9. Is a book full of useful information, wealth? Is a head full of useful knowledge, wealth?

10. Is a ship at the bottom of the ocean, or gold in the mine, wealth?

11. Is well-being in proportion to wealth? Why?

12. Are services, music, a theatrical performance, a gambler's pack of cards, wealth?

NOTE.--The theory of marginal utility broadly outlined in chapters 3-5 has been worked out in detail by the group of writers called the Austrian economists. The mechanism, or the technique, of marginal utility and exchange as they conceive of it, is essentially what this text seeks to explain. Our application and development of the conception of marginal utility differs from theirs, however, in ways that will appear as the text advances.

For more detailed discussion of many points in chapter 3, see Smart, _Introduction to the Theory of Value_, pp. 9-17; Wieser, _Natural Value_, pp. 3-16; Bohm-Bawerk, _Positive Theory of Capital_, pp. 129-153.

CHAPTER 4. THE NATURE OF DEMAND

1. Give ill.u.s.trations of the difference between desire and demand.

2. Do people actually expend their incomes so as to get the maximum utility judged by a standard they would admit to be morally sound?

3. What causes a demand for an additional supply of food? Of books?

4. If you never eat corn-bread, will the failure of the corn-crop affect your grocery bill?

5. Give examples you have seen of a higher price of one thing causing an increasing use of another.

6. Do you buy what you most desire?

7. Give examples of cases where supply is fixed, and demand varies.

8. Give examples of demand shifting from one product to another.

NOTE.--For a more detailed discussion see works cited: Smart, 18-33; Bohm-Bawerk, 159-169; Wieser, 16-36.

CHAPTER 5. EXCHANGE IN A MARKET

1. Are merchants producers of wealth, or are their profits merely subtracted from the wealth already produced?
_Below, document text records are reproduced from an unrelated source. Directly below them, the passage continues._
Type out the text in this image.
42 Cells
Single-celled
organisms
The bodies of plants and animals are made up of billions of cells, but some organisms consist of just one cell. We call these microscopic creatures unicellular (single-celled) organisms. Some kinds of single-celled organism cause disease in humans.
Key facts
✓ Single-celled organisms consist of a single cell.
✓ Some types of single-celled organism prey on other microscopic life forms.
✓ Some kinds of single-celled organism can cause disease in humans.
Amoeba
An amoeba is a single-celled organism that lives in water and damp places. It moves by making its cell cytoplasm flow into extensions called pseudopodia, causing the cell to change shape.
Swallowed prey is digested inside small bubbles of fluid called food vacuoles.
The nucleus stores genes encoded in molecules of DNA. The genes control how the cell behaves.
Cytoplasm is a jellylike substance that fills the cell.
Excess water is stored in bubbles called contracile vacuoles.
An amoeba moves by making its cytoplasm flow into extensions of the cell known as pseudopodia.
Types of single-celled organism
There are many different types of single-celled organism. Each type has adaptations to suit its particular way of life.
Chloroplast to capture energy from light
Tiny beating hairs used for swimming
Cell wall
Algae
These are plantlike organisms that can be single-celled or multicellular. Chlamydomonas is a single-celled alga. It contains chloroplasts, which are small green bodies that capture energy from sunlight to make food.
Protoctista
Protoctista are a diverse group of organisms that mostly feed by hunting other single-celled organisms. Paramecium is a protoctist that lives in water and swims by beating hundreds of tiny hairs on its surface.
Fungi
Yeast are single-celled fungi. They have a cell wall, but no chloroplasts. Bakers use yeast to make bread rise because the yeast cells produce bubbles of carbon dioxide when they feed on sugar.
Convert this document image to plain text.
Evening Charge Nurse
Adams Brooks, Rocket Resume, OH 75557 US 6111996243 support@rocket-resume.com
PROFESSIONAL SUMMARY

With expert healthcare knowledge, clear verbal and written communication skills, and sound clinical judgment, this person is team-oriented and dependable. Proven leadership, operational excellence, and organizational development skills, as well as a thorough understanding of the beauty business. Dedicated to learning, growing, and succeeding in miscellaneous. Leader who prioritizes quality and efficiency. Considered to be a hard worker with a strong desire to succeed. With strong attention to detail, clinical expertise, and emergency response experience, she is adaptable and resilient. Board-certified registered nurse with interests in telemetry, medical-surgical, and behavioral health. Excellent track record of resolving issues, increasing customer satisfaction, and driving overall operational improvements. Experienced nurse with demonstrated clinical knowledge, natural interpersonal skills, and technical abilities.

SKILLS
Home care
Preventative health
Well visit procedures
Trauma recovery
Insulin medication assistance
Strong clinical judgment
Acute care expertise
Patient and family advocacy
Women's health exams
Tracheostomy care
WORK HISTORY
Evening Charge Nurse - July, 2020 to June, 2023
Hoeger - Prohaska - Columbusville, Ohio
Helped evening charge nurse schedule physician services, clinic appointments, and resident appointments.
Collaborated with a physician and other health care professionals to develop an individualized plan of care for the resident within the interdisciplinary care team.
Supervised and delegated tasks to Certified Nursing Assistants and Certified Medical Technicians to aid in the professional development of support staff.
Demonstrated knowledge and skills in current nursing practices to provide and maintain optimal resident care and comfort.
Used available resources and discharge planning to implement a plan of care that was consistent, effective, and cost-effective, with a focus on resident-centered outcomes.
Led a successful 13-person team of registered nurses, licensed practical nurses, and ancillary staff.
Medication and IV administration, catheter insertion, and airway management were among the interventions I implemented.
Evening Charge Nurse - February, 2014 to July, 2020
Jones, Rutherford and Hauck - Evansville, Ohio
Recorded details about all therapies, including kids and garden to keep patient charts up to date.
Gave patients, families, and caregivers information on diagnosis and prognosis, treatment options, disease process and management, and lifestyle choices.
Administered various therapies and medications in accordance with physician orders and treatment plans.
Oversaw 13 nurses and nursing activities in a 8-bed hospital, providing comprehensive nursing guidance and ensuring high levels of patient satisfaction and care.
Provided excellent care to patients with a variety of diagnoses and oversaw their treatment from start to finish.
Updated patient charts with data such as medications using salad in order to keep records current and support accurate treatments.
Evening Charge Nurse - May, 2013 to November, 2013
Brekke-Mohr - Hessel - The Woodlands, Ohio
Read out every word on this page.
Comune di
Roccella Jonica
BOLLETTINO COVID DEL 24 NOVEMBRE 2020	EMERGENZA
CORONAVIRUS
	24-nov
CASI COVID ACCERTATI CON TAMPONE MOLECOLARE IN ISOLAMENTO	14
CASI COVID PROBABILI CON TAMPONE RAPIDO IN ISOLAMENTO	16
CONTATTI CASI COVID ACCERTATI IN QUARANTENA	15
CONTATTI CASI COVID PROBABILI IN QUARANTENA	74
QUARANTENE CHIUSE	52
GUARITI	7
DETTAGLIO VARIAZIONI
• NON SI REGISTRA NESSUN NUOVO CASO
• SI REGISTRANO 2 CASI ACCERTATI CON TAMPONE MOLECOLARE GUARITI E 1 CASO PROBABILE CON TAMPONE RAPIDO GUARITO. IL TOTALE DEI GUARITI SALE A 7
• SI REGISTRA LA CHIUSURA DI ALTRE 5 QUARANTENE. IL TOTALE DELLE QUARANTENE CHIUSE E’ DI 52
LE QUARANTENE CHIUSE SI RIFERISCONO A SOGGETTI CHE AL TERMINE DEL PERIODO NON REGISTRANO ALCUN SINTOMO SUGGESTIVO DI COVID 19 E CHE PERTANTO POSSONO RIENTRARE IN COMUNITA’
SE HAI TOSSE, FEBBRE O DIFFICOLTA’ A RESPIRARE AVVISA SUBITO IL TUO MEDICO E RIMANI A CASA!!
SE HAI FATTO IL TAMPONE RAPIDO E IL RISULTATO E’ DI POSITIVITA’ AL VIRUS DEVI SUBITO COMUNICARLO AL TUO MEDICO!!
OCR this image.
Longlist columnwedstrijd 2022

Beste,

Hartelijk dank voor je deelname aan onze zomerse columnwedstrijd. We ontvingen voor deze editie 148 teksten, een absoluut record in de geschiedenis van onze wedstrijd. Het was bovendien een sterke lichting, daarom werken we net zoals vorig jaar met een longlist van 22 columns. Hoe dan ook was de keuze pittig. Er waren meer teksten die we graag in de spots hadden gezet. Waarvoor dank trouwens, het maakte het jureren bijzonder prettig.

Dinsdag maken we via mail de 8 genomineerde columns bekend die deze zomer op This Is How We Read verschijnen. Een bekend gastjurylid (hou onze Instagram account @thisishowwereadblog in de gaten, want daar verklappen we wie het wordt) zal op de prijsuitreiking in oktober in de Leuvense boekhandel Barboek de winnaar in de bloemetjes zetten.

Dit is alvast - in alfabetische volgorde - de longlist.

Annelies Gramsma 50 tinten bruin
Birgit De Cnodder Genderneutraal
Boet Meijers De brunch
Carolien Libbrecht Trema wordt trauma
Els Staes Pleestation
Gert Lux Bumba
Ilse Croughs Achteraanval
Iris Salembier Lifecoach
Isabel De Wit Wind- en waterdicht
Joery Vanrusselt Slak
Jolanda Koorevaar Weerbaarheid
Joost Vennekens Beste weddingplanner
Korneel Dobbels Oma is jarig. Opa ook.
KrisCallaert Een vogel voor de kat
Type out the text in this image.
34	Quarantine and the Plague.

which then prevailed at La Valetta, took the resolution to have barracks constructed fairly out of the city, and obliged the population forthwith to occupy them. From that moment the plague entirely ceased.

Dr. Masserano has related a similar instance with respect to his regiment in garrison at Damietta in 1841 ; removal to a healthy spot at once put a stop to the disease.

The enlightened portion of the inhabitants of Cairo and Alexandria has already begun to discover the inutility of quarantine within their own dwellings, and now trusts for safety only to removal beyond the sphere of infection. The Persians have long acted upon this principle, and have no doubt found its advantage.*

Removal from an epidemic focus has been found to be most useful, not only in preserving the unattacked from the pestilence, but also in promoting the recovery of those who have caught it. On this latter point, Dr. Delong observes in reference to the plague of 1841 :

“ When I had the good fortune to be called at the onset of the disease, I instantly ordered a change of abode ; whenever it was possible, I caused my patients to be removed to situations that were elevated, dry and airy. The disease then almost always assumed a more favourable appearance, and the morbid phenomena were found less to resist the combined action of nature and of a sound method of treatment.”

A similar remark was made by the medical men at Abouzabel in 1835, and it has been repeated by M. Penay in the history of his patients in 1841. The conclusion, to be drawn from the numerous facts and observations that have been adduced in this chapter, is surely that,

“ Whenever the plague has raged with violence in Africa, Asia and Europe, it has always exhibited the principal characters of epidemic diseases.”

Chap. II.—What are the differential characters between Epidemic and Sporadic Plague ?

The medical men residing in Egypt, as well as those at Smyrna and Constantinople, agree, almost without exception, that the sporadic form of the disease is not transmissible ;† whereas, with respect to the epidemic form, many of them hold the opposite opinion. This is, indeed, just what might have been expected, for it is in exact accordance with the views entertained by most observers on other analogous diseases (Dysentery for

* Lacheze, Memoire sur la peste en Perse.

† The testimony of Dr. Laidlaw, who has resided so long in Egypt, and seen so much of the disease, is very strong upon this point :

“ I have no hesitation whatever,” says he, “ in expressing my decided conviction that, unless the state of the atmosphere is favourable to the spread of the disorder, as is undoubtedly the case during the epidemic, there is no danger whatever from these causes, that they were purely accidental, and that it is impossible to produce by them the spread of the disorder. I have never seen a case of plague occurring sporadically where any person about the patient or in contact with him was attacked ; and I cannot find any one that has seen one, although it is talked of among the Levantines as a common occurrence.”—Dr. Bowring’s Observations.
2. Is the railroad productive? Why?

3. Give examples within your observation of improved productive processes increasing exchange; of the reverse.

4. Why is exchange profitable if it is fair?

5. Would doubling all commodities affect their exchange value?

6. Is part of a stock of goods ever worth more than the whole? Examples.

7. Do you ever take account of a difference of five cents in deciding whether to purchase?

8. Is barter more or less frequent now in America than formerly? In the world?

9. Is there any causal relationship between commerce and manufactures?